The bride is usually expected to produce a white cloth stained with the proof of her virginity and it may be displayed with pride. Her parents will be ashamed if she is not a virgin. However, as a sign of respect, a man does not eat with his parents-in-law.
According to history, there was a mass movement Of people from Yemen in the Middle East to the Nile valley and by A.D.600, they had dispersed and reached the Sudan and Sahara.
The Babur Bura people together with other tribes like Luguda are believed to have migrated from Yemen via Sudan through the Chad Basin [Kanem of Borno region] to the present Babur Bura land in Borno and Adamawa state.

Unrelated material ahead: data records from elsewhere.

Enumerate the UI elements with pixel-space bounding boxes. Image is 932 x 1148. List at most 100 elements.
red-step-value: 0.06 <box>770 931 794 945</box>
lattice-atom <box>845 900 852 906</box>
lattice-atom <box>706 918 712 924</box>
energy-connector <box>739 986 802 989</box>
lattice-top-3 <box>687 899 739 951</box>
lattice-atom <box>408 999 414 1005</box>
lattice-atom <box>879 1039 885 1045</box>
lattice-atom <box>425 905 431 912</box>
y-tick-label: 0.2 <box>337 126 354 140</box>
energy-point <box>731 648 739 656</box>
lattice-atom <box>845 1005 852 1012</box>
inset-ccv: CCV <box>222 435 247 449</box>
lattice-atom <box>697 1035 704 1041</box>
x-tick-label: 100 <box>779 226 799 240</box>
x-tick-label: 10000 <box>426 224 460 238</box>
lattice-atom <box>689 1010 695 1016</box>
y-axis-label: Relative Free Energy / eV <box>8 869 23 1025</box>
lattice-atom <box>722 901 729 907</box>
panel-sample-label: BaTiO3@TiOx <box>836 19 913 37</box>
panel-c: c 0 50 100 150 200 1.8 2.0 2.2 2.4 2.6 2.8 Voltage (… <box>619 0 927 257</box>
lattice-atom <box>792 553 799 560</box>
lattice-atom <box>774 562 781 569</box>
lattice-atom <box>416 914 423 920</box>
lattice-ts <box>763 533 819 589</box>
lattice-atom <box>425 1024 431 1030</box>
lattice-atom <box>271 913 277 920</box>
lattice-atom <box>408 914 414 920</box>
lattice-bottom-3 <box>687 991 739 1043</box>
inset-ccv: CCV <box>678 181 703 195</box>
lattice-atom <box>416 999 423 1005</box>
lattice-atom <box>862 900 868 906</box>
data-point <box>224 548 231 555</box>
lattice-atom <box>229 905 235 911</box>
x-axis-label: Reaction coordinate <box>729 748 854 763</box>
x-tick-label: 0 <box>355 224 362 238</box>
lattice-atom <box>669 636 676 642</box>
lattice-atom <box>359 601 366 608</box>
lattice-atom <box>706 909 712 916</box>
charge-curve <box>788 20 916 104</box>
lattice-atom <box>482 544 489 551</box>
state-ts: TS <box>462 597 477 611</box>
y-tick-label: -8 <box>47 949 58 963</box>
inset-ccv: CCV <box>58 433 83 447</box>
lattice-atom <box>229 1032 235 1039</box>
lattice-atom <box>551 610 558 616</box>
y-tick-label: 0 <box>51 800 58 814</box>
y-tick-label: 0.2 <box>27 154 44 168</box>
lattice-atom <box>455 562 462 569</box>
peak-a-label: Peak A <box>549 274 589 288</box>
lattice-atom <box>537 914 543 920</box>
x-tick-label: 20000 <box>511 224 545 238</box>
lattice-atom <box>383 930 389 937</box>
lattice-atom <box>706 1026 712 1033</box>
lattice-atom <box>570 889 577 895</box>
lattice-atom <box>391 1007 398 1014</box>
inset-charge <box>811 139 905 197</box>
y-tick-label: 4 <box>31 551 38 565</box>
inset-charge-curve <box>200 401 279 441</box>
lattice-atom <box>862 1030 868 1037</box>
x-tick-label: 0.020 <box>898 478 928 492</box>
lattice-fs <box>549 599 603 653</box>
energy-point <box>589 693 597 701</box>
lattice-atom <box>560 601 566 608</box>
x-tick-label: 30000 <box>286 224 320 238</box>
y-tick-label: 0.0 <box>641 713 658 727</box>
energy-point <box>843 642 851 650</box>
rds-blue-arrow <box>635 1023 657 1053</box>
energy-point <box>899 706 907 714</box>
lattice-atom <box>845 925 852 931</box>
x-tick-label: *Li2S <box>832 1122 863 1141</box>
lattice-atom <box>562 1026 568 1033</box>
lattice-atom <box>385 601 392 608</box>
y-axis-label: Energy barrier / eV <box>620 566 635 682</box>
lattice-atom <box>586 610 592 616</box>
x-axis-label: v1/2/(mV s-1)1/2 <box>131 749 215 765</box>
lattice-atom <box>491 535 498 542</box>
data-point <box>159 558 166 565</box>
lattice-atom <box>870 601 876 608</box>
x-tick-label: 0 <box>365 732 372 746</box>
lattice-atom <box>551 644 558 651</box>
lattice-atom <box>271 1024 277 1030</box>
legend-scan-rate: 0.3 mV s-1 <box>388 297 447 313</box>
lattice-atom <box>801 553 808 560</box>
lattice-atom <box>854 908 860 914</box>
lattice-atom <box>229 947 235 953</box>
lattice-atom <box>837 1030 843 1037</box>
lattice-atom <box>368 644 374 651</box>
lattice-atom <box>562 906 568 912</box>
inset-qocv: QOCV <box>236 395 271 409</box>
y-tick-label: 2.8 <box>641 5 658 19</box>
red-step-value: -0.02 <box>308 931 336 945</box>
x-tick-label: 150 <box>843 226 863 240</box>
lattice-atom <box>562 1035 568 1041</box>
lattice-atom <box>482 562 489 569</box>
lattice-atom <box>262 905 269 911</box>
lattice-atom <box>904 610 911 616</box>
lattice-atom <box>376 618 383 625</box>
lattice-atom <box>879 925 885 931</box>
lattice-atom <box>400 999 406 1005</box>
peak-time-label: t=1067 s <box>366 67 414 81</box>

In Borno state, the Babur Bura people are found in the following local Government Areas, Biu, Hawul, Kwaya kusar, Shani and Bayo while in Adamawa State, they reside mainly in Garkida in Gombi Local Government Area.
However, each of these places has its own unique history. For example, the founder of the present Royal dynasty of Biu is Yamta -ra wala or Yamta the great.
Local tradition asserts that Yamta was the son of a Mandara woman who already carrying him in her womb at the time she was taken into the Mai of Borno’s household. Yamta was brought up as a Kanuri.
Yamta established sizeable kingdom for himself in the area bounded by the Gongola and the village of Kopchi, with his first capital at a place called Limbur between Chikorkur and Mandaragrau. Yamta’s grave is still identified at Limbur.
The Babur people are mostly, the inhabitants of Biu and its Immediate environment while the Bura people are the rural inhabitants of the Babur Bura land.